Ein Blick in die jüngste Vergangenheit bestätigt diese Einschätzung: Madrid schaffte es vor zwei Jahren mit 5475 Kursteilnehmern an die Spitze der Statistik aller 160 Goethe-Institute weltweit. Im Land herrschte Krisenstimmung zwischen Panik und Paralyse. Die Medien waren voller Horrorszenarien, dass die stolze Nation sich ebenfalls, wie das ungeliebte Portugal und das noch weniger geschätzte Griechenland, unter den europäischen Rettungsschirm flüchten und eine Troika der internationalen Kreditgeber als Befehlsgeber hinnehmen müsse.

Sobald es Spanien besser ging, sank die Zahl der Teilnehmer an den Deutschkursen

Jedenfalls explodierte damals die Anzahl der Spanier, die Zuflucht bei Goethe suchten. Deutsch als Sprache derjenigen, die ihre Chancen auf dem heimischen Arbeitsmarkt durch diese Zusatzqualifikation erhöhen oder sich gar für die Flucht vor künftigen Kalamitäten wappnen wollten. Denn das ferne Deutschland, ein Land mit langen kalten Regenzeiten und schrecklich langem Winter, verheißt Stabilität und Arbeit. Margareta Hauschild, Direktorin des Goethe-Instituts in Madrid, hat keine Zweifel: "Die Krise hat das Deutschlernen befördert."
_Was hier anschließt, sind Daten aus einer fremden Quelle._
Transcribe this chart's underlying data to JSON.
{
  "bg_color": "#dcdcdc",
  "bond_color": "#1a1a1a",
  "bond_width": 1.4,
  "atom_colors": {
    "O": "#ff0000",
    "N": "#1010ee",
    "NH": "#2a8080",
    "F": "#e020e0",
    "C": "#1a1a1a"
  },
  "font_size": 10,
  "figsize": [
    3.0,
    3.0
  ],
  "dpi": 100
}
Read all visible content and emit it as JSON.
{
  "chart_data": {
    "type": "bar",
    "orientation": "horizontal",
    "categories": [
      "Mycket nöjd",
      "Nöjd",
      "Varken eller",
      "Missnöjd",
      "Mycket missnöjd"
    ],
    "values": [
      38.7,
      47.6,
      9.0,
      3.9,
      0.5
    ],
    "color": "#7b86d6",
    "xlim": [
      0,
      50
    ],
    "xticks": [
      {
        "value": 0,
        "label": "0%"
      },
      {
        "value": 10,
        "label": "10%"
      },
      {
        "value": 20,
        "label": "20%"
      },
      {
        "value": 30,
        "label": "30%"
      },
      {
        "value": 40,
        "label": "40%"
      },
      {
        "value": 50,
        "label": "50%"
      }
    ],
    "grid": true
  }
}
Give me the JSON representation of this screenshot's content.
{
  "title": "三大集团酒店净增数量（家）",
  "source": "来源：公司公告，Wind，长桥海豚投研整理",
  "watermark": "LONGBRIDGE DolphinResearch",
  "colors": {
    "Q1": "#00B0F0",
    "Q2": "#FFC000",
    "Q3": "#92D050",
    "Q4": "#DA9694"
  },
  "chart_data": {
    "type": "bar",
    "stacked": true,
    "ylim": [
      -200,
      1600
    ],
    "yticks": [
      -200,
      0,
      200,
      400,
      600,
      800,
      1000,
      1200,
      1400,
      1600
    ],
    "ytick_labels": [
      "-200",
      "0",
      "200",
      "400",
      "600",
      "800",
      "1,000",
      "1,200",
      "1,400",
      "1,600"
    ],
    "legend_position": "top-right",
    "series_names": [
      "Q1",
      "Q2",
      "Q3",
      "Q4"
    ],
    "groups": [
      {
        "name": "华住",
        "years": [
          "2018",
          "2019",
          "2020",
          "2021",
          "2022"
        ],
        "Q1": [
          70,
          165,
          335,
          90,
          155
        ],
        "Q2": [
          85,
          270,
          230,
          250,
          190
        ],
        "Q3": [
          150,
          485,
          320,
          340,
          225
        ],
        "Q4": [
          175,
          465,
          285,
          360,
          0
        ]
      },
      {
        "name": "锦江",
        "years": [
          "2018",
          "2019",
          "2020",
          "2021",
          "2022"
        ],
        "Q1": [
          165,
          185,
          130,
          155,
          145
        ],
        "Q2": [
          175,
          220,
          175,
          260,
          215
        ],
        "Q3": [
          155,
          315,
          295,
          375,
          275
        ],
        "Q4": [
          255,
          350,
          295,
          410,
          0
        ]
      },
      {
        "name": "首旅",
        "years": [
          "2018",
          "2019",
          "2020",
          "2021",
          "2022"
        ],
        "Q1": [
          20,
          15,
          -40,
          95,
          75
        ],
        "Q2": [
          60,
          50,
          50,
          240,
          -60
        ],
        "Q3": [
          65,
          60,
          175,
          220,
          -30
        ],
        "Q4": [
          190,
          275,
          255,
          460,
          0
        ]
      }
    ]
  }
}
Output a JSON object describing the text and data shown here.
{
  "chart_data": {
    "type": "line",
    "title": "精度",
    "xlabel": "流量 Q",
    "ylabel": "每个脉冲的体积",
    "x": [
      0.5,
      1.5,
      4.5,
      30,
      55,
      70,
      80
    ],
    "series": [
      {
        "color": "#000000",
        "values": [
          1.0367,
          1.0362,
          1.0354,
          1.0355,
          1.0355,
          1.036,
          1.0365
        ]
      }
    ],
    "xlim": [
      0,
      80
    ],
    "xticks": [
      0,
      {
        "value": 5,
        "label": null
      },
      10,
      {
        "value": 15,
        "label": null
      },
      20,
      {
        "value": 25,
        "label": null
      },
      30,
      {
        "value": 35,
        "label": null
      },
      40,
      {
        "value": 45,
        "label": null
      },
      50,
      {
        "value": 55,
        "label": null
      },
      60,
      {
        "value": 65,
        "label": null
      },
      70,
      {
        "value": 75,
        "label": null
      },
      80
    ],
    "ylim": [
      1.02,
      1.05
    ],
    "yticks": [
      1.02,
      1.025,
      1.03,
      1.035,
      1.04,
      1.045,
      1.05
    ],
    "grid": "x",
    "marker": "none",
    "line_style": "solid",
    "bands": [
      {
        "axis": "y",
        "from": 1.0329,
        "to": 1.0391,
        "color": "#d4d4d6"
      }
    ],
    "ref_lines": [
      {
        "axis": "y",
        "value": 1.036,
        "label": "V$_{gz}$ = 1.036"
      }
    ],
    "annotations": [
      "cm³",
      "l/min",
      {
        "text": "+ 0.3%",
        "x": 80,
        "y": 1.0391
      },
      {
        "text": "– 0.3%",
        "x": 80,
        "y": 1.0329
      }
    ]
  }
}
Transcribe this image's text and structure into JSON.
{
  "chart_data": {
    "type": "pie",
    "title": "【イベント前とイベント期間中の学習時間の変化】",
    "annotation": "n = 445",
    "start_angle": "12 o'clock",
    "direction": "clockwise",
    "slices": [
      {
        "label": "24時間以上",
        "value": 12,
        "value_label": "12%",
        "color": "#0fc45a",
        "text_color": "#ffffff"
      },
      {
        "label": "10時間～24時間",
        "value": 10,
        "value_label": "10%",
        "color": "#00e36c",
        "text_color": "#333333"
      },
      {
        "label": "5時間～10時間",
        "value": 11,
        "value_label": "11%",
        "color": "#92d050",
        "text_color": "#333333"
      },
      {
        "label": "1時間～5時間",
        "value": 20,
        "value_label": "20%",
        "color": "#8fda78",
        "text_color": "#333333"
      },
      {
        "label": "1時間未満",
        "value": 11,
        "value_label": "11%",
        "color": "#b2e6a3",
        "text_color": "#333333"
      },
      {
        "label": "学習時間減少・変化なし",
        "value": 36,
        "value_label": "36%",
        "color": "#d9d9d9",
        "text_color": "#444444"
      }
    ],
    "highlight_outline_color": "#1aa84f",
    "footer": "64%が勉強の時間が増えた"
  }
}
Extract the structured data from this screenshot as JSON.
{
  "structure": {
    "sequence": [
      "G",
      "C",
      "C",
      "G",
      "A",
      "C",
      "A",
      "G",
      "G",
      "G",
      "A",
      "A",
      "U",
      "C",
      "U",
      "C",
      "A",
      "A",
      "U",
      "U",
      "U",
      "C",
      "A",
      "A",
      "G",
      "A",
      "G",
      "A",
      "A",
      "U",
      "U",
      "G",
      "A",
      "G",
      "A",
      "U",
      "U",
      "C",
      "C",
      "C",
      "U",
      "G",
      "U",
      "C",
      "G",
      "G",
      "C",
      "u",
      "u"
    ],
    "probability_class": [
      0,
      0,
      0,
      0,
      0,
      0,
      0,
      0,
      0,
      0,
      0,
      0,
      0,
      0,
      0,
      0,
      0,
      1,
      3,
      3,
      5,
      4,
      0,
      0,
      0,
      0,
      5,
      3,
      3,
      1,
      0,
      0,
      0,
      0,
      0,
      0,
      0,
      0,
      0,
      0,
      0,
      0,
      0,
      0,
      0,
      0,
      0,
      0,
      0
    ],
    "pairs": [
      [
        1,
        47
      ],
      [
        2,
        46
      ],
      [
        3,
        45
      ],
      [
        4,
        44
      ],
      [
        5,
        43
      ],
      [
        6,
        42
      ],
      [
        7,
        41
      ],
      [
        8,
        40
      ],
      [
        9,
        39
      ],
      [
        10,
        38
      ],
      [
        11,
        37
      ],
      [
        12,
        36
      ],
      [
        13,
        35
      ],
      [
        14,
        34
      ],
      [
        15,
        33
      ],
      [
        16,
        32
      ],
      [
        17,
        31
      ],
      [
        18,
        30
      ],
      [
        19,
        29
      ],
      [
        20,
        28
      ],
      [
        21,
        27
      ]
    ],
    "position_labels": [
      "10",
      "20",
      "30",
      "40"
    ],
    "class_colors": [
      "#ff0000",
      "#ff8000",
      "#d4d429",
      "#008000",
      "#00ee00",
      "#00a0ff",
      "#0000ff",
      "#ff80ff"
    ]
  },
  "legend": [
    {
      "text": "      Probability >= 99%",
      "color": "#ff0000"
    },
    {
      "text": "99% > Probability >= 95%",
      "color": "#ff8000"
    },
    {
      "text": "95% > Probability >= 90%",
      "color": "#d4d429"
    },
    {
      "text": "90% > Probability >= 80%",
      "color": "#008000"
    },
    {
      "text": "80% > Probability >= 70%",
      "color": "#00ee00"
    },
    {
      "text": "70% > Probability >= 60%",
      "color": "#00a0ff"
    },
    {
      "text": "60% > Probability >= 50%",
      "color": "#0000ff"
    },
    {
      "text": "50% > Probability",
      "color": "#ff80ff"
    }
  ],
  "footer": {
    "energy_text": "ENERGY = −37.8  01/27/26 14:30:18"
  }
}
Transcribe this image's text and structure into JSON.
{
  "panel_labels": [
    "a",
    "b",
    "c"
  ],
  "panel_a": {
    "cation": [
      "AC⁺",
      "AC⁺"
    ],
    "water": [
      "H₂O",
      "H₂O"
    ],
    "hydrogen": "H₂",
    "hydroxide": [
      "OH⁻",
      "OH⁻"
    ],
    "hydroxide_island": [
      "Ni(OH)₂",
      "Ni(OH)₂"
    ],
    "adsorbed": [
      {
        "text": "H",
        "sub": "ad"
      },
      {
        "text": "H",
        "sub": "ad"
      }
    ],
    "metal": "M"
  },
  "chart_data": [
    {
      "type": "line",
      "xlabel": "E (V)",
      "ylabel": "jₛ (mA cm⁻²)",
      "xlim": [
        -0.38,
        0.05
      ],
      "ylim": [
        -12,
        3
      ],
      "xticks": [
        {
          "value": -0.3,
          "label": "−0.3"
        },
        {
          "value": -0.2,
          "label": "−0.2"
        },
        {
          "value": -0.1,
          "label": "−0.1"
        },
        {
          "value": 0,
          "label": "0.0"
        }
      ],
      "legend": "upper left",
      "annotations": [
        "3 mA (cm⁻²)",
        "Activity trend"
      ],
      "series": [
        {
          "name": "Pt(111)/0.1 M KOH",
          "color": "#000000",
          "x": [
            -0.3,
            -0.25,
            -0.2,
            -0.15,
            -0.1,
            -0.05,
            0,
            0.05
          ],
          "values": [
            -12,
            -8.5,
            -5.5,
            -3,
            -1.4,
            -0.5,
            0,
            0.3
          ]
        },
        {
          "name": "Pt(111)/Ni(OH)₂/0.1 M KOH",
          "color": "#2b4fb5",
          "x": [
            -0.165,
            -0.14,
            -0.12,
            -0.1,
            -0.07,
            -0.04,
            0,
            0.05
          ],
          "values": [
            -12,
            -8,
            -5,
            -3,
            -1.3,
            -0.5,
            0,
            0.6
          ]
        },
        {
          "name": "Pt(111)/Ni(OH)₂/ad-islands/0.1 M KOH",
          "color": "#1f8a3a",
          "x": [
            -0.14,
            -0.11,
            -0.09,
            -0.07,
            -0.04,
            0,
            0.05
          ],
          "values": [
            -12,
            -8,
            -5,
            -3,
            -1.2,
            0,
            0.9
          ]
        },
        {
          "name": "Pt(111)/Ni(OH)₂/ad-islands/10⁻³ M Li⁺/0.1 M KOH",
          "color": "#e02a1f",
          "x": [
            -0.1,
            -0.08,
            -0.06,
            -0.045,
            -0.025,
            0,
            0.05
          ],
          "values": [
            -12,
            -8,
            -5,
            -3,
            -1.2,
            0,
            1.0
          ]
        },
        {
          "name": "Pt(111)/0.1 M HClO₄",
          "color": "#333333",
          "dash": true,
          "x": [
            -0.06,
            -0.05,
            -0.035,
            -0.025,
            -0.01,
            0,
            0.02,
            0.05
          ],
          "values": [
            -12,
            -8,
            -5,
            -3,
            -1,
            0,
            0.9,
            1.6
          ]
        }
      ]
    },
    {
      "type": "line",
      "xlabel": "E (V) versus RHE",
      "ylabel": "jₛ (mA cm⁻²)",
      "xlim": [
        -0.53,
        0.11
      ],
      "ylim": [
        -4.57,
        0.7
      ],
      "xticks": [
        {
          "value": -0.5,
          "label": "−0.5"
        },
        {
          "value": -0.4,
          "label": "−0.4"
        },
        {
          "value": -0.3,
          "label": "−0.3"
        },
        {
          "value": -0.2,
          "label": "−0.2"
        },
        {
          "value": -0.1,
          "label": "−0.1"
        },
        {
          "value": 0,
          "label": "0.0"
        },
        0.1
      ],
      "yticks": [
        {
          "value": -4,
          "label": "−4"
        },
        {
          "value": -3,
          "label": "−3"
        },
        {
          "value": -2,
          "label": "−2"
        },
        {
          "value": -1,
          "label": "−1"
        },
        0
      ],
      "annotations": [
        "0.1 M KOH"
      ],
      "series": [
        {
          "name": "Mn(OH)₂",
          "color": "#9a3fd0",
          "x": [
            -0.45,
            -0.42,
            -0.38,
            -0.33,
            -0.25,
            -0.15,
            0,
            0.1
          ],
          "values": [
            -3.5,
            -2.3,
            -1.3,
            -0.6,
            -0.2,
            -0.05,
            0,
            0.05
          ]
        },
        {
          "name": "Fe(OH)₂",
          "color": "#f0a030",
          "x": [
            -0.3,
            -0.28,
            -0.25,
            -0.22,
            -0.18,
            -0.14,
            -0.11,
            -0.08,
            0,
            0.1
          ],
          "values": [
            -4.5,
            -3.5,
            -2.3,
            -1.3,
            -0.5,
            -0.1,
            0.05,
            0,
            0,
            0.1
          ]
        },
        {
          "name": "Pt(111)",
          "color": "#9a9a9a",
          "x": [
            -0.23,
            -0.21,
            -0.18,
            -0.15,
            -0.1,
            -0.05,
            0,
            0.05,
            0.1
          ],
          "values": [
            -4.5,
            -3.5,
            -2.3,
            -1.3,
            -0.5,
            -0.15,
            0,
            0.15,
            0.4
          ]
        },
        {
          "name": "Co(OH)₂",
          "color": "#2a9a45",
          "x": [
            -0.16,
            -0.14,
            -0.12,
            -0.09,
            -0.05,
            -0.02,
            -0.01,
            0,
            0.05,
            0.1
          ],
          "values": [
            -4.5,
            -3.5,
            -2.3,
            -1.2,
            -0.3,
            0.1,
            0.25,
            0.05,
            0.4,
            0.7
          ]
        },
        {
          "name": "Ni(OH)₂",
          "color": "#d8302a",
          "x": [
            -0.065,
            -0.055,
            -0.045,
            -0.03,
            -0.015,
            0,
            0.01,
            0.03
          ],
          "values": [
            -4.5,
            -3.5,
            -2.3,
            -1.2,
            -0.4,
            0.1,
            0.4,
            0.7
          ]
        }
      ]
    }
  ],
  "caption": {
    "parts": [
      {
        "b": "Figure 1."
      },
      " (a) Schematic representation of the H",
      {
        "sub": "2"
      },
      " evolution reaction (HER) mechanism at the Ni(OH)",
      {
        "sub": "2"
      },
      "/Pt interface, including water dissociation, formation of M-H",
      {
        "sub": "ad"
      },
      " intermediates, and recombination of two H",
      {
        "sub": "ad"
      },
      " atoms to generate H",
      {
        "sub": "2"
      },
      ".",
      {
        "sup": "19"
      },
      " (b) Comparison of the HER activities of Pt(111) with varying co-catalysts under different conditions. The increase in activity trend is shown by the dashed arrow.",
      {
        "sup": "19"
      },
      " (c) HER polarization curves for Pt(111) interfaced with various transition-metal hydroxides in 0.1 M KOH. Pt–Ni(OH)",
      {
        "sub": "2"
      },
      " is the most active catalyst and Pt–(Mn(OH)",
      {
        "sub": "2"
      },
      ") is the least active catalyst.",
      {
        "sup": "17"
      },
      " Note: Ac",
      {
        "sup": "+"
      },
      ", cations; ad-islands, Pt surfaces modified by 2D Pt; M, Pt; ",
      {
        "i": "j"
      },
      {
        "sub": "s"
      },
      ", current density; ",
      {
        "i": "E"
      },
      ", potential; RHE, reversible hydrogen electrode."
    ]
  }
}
Aus den jüngsten Zahlen geht hervor, dass dieser Zusammenhang stimmt: Spanien hat im vergangenen Jahr die Rezession überwunden, es hat nach zwei Jahren eines harten Sanierungsprogramms den Trend gewendet und ist unter den EU-Ländern zum Spitzenreiter beim Wirtschaftswachstum geworden. "Damit ist auch die Bereitschaft deutlich zurückgegangen, Deutsch zu lernen", so Margareta Hauschild. 2014 sank die Zahl der Kursteilnehmer gegenüber dem Vorjahr auf 4574, in diesem Jahr auf 4298, Tendenz fallend. Die spanische Hauptstadt ist nun auf Platz 6 in der Rangliste der größten Goethe-Institute abgerutscht.

Den Spitzenplatz nimmt wieder Bangkok ein, wie schon vor dem spanischen Deutsch-Boom, die Teilnehmerzahl dort ist stabil, kein krisenbedingtes Auf oder Ab. Offenkundig geht es auch nicht um Flucht aus dem Land, sondern um die Gäste, die als Touristen in das Land kommen. Dagegen hat eine europäische Metropole krisenbedingt den Sprung in die Spitzengruppe gemacht: Kiew liegt nun auf dem vierten Platz, seit der Krim-Krise und dem Krieg in der Ostukraine ist die Teilnehmerzahl um rund 15 Prozent gestiegen. Wie bei manchen jungen Spaniern in der Krise treibt viele der Teilnehmer die Hoffnung an, mit korrekten Deklinationen und Konjunktiven die Chancen auf einen Job im stabilen Deutschland zu erhöhen. Aber auch das Moskauer Goethe-Institut taugt als Krisenbarometer: In den letzten beiden Jahren stieg die Anzahl der Kursteilnehmer um rund fünf Prozent. Tendenz steigend.